The Theological Logic of the Incarnation

A lot of people struggle with the orthodox notion that Jesus of Nazareth was fully God and fully human. This seems paradoxical. Even nonsense. 

For my part, I think the most interesting way to think about orthodox Christology--fully God, fully human--has to deal with divine Being and creaturely being.

Specifically, as many theologians have pointed out, ancient and modern, the Incarnation is only a paradox if divine Being and creaturely being exist in the same ontological space. But if divine Being is different from creaturely being, then no ontological jostling occurs. God and human being don't become bumper cars, banging into each other. It is God's ontological difference from the world that allows for God's non-competitive relation to the world. Here's how Robert Barron in his book The Priority of Christ describes it:

If in Jesus divine and human nature come together non-competitively in ontological unity, there must be something altogether different about the divine nature. The divine way of being must not be a worldly nature, one type of creaturely being among many; rather, it must be somehow else. The difference between divinity and creatureliness must be a noncontrastive difference, unlike that which obtains between finite things. God is indeed other than any worldly nature, but he is, if I can put it this way, otherly other. Nicholas of Cusa expressed this paradox neatly when he said that God is both totaliter aliter (totally other) and the Non-Aliud (the non-other).

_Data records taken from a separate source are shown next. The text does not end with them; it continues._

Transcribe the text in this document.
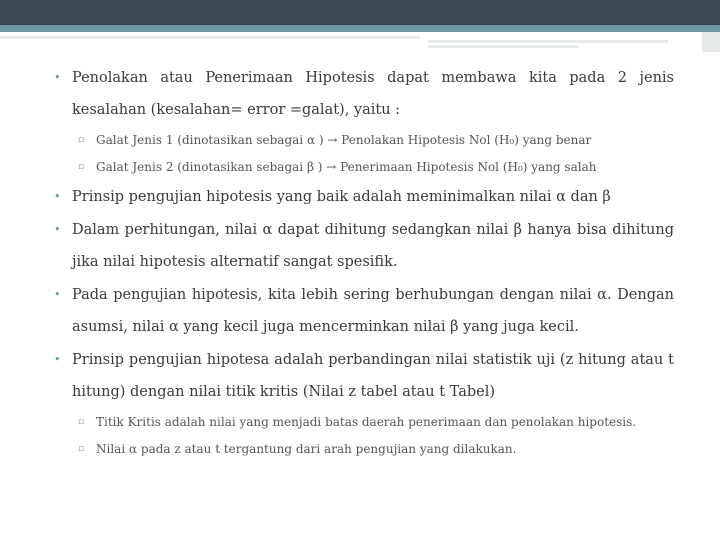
• Penolakan atau Penerimaan Hipotesis dapat membawa kita pada 2 jenis kesalahan (kesalahan= error =galat), yaitu :
▫ Galat Jenis 1 (dinotasikan sebagai α ) → Penolakan Hipotesis Nol (H₀) yang benar
▫ Galat Jenis 2 (dinotasikan sebagai β ) → Penerimaan Hipotesis Nol (H₀) yang salah
• Prinsip pengujian hipotesis yang baik adalah meminimalkan nilai α dan β
• Dalam perhitungan, nilai α dapat dihitung sedangkan nilai β hanya bisa dihitung jika nilai hipotesis alternatif sangat spesifik.
• Pada pengujian hipotesis, kita lebih sering berhubungan dengan nilai α. Dengan asumsi, nilai α yang kecil juga mencerminkan nilai β yang juga kecil.
• Prinsip pengujian hipotesa adalah perbandingan nilai statistik uji (z hitung atau t hitung) dengan nilai titik kritis (Nilai z tabel atau t Tabel)
▫ Titik Kritis adalah nilai yang menjadi batas daerah penerimaan dan penolakan hipotesis.
▫ Nilai α pada z atau t tergantung dari arah pengujian yang dilakukan.
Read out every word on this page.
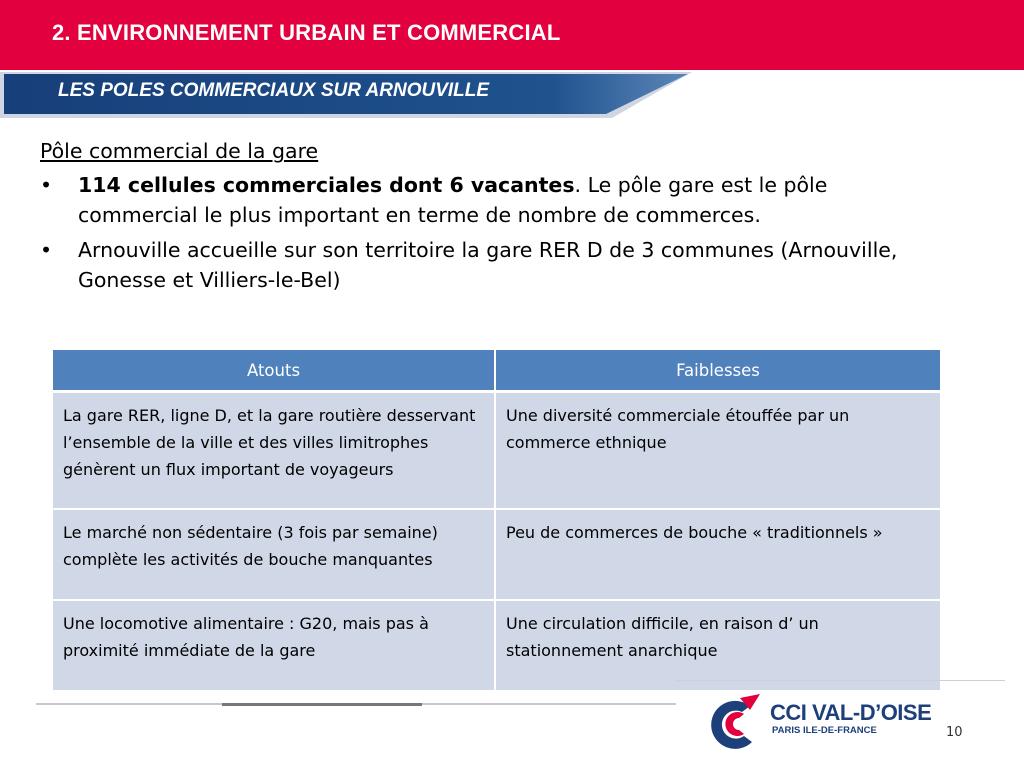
2. ENVIRONNEMENT URBAIN ET COMMERCIAL
LES POLES COMMERCIAUX SUR ARNOUVILLE
Pôle commercial de la gare
• 114 cellules commerciales dont 6 vacantes. Le pôle gare est le pôle commercial le plus important en terme de nombre de commerces.
• Arnouville accueille sur son territoire la gare RER D de 3 communes (Arnouville, Gonesse et Villiers-le-Bel)
Atouts	Faiblesses
La gare RER, ligne D, et la gare routière desservant l’ensemble de la ville et des villes limitrophes génèrent un flux important de voyageurs	Une diversité commerciale étouffée par un commerce ethnique
Le marché non sédentaire (3 fois par semaine) complète les activités de bouche manquantes	Peu de commerces de bouche « traditionnels »
Une locomotive alimentaire : G20, mais pas à proximité immédiate de la gare	Une circulation difficile, en raison d’ un stationnement anarchique
CCI VAL-D’OISE
PARIS ILE-DE-FRANCE	10
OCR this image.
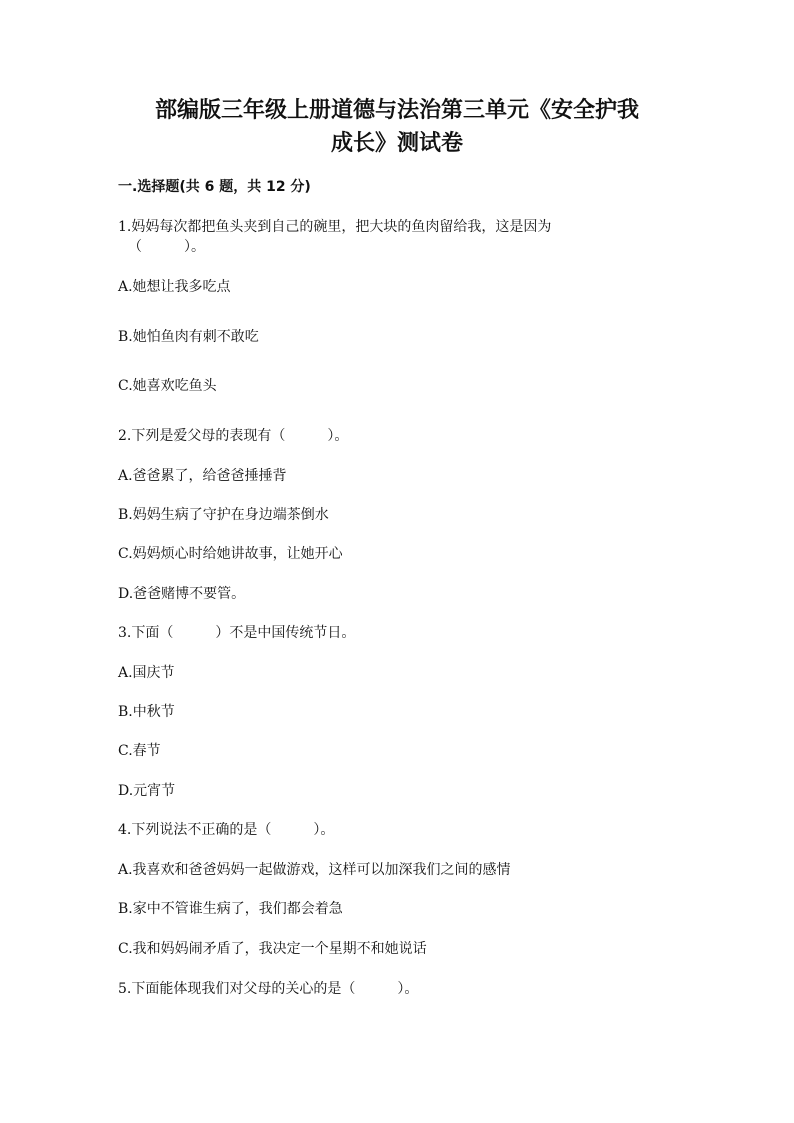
部编版三年级上册道德与法治第三单元《安全护我
成长》测试卷
一.选择题(共 6 题，共 12 分)
1.妈妈每次都把鱼头夹到自己的碗里，把大块的鱼肉留给我，这是因为
（　　　）。
A.她想让我多吃点
B.她怕鱼肉有刺不敢吃
C.她喜欢吃鱼头
2.下列是爱父母的表现有（　　　）。
A.爸爸累了，给爸爸捶捶背
B.妈妈生病了守护在身边端茶倒水
C.妈妈烦心时给她讲故事，让她开心
D.爸爸赌博不要管。
3.下面（　　　）不是中国传统节日。
A.国庆节
B.中秋节
C.春节
D.元宵节
4.下列说法不正确的是（　　　）。
A.我喜欢和爸爸妈妈一起做游戏，这样可以加深我们之间的感情
B.家中不管谁生病了，我们都会着急
C.我和妈妈闹矛盾了，我决定一个星期不和她说话
5.下面能体现我们对父母的关心的是（　　　）。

Even further, the implication of the non-competitive, non-contrastive relation that we see in the the life of Jesus becomes a possibility for human existence:

The proximity of God is not a threat to a creature, but on the contrary, that which allows the creature to be most fully itself. If a fellow creature were to enter into the very constitution of my being, I would be the victim of aggression, and my freedom and integrity would be undermined. But the true God can enter into the most intimate ontological unity with a creature, and the result is not diminution but enhancement of creaturely being. God and the worldly are therefore capable of an ontological coinherence, a being-in-the-other, so that each can let the other be even as they enter into the closest contact.